Some dealers are taking their booths out of a Wisconsin antiques market, upset with the lack of response from owners after a vendor raised concerns about a collection of Jim Crow-era items that present offensive, racist caricatures of Black people.
Vendor Chloe Longmire and more than a dozen others protested outside the market in Milwaukee on Thursday and Saturday, calling for the objects to be donated to museums.
The Milwaukee Journal Sentinel, a member of the USA TODAY Network, has not been able to interview the market’s owners, listed through the Better Business Bureau as Brian and Cheryl Belli. At the store on Saturday, a person who would not identify himself said the business had no comment.
Billed as the largest antique mall in southeastern Wisconsin, the three-story building houses booths that are maintained by over 100 different dealers. The business started in 2010 as Antiques on Second on South Second Street and rebranded as Antiques on Pierce after relocating to W. Pierce Street in 2015.
‘It’s actually really racist’
Longmire and her daughter were setting up to sell her business’ apparel, Chase My Creations, for a pop-up market at Antiques on Pierce Feb. 25 when she noticed another booth with degrading imagery of Black people.
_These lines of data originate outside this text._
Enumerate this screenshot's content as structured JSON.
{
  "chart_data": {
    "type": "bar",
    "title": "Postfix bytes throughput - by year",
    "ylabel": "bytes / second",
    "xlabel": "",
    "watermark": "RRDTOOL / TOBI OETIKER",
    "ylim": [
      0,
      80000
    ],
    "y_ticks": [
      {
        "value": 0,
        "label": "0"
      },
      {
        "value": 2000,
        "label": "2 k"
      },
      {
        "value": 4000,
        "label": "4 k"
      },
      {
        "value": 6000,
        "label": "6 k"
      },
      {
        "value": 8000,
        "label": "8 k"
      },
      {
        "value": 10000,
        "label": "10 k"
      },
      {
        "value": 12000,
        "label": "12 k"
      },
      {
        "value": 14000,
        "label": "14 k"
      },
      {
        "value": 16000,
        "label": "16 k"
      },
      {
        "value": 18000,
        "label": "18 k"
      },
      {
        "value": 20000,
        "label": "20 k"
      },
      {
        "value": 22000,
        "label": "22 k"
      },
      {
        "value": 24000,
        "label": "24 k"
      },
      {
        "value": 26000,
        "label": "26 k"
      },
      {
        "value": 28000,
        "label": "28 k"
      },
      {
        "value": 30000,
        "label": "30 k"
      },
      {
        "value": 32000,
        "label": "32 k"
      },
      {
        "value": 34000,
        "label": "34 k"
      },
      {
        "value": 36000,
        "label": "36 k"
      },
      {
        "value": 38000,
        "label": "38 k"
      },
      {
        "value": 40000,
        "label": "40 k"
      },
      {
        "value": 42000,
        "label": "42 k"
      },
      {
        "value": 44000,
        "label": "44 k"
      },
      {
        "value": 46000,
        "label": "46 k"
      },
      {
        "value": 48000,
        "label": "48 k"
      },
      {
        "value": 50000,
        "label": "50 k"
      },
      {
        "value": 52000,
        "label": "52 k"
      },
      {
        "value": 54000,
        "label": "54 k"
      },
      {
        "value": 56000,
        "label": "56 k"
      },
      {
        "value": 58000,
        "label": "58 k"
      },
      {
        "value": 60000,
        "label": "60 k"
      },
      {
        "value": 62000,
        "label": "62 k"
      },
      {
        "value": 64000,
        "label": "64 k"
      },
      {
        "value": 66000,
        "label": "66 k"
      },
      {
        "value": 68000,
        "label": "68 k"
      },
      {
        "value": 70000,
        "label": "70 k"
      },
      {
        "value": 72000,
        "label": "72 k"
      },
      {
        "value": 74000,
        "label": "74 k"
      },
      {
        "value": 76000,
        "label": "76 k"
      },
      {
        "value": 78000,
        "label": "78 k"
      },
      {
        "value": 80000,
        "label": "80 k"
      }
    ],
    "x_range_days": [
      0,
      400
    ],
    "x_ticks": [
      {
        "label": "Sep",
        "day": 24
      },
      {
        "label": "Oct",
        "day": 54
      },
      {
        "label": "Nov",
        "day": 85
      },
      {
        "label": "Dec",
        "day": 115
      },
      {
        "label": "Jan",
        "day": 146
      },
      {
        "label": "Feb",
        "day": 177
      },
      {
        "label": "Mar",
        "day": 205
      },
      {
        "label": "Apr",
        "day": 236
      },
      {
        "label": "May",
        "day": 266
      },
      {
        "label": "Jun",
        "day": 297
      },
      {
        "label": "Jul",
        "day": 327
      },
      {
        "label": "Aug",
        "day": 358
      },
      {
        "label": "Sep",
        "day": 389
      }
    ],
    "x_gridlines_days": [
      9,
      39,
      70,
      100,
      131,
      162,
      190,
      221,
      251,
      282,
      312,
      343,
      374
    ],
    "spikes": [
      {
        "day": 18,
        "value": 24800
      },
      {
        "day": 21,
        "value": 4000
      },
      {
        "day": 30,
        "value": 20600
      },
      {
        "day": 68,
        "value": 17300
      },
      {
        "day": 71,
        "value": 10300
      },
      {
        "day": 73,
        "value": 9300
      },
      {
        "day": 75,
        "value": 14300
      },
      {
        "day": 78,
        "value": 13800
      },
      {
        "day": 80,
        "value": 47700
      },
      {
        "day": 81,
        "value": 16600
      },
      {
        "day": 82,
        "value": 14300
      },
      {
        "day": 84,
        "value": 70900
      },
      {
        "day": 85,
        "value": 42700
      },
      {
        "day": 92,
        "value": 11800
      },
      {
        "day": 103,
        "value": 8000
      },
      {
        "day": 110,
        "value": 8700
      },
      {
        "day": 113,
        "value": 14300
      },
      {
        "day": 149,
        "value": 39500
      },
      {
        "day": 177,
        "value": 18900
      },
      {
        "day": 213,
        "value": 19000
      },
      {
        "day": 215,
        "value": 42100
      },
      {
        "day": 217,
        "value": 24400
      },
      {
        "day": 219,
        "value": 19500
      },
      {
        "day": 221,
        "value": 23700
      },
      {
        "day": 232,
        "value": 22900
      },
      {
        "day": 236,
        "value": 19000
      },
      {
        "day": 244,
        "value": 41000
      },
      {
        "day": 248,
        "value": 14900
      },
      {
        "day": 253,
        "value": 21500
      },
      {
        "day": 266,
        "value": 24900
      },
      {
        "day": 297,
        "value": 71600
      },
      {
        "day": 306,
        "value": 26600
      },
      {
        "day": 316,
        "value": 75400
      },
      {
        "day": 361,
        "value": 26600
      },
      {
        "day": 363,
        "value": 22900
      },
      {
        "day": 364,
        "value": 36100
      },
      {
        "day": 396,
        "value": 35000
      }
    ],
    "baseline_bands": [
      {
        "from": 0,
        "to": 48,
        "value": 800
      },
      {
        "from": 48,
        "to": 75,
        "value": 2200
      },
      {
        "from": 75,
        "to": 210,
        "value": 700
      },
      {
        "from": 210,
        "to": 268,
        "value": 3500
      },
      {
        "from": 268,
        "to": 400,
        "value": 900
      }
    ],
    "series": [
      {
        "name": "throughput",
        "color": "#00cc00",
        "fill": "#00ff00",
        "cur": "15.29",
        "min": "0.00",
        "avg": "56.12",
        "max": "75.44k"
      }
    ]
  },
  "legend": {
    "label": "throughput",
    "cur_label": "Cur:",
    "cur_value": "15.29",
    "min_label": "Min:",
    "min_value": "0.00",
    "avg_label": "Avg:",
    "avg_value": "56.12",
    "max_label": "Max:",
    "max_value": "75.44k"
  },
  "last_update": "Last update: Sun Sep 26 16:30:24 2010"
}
Longmire said she asked to speak with someone in charge and explained her concerns to the person to whom she was directed. She doesn’t believe it was the owner. She said the person told her the objects are “part of history” and dismissed her concerns.
“And I said no, it’s actually really racist,” Longmire recalled. “The Black caricatures inherently were derived from the Jim Crow era. They were meant to be harmful to how people viewed and treated African Americans.”
What are the objects and what do they mean?
The booth has a range of items depicting Black caricatures. It’s unclear who operates the stall. The items included:
- A postcard image of an alligator chasing a Black person up a tree. Scholars have said such images are based on reports of white people using Black babies as bait while hunting in the late 19th and early 20th centuries.
- An “Aunt Dinah” molasses tin, “Aunt Jemima” packaging and an “Aunt Jemima paper towel holder,” which is a cut-out of a Black woman whose arms become the towel holder. Aunt Dinah and Aunt Jemima have been categorized as “Mammy caricatures,” which portray Black women as contented in servitude.
- Figurines of Black people eating watermelons. Such imagery depicted Black people as “ignorant, mindless buffoons,” according to the Jim Crow Museum.
- A toy labeled as a “Black Minstrel Whirligig.” Minstrel shows famously caricatured Black people as “lazy, ignorant, superstitious, hypersexual, and prone to thievery and cowardice,” according to the National Museum of African American History and Culture.
- A Fairbanks can of cleaning powder featuring the Gold Dust twins. Designed in 1984, the Black twin children were marketed as “helpers for overworked white housewives,” according to historian J. Dennis Robinson.
Dealers pull goods, owners call police
Longmire was joined by supporters with signs outside Antiques on Pierce on Thursday and Saturday. On Saturday morning, the group handed out fliers and talked to shoppers as they arrived. Most shoppers continued into the store while some stopped to talk or decided to leave.
Milwaukee Police officers were parked across the street to “keep the peace” after the market called them, said Sgt. Jay Rosado. He said he didn’t see the protesters doing anything wrong.
At least three dealers have decided to pull their booths out of the store.
Hope Holubowicz, who owns Sweetie-Q’s Vintage, said she decided to stop selling at Antiques on Pierce because of the lack of response from the owners about the concerns.
“I don’t want to be affiliated with someone unwilling to see the harm,” Holubowicz said. “When you know better, you do better. This is such blatant ignorance.”
One dealer, Theatre Classics Warehouse, posted on Facebook about the decision to leave: “I’m not going to lie, I’m taking a financial hit doing this, but I know I’m doing the right thing and my money and labor will no longer go to support Antiques on Pierce.”
Another dealer shared with the Journal Sentinel a photo of the guidelines she said dealers receive at the market. They note that managers may “monitor the quality of merchandise” and remove non-compliant items.
Items belong in a museum, not sold for profit, protesters say
Longmire said the objects in the store should be donated to museums, where they can be displayed alongside educational materials about their harmful history.
Juan Miguel Martinez, a county supervisor representing the store’s south side neighborhood, agreed. He attended the Thursday protest.
“I wanted to make sure it’s known that in my district, which is primarily Latine, it’s important that as Latine people we stand together with the Black community to make sure these kind of things don’t happen and keep getting perpetuated,” he said.
Vaun Mayes, a community activist who was part of the protest, said he wants to see better guidelines for dealers in the future so such items can’t be sold. He, too, thinks they should be in museums.
“That is the only place that they can have proper context and educational, historical value,” Mayes said. “Otherwise they’re being sold as amusement, entertainment.”